When with a women don't think "how can I attract her?" or "how can I make sure she is having a good time?". Instead think "what can I do to have fun?". When you do this you take the pressure off the interaction with her and put the focus on having fun.

moneyisking: "But Mr. Fantastic! I didn't get the girl! I focused on having fun instead of getting the girl and I ended up without her just like before! All we did was share a few laughs and smiles, but since I was focusing on 'getting her' I forgot to close."

Mr. Fantastic: "But you had fun in the process right?"

moneyisking: "Yeah I had a big *** smile on my face and I hadn't felt that good in a long time, but I still didn't get the girl..."

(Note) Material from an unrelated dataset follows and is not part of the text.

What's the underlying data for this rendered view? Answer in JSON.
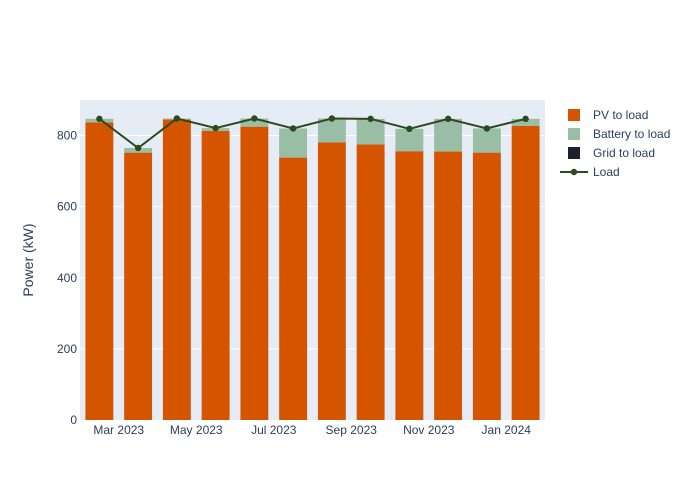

Mr. Fantastic: "By focusing on the girl you lose track of your true intention! Your true intention is happiness, and in your case you seek it through a female (others through power, money, etc.). So by your logic if you don't get the girl you aren't happy! You are purposefully making yourself depressed! STOP IT!!!"

That is what a lot people who come to this forum forget. Their true intention isn't getting women or becoming 'Don Juan'. Their intention is happiness. True happiness comes from within, not from getting the girl. True happiness isn't smiling because it will make you think happy thoughts. True happiness is being content with yourself and your life. Why fake happiness when you have the tools to make it?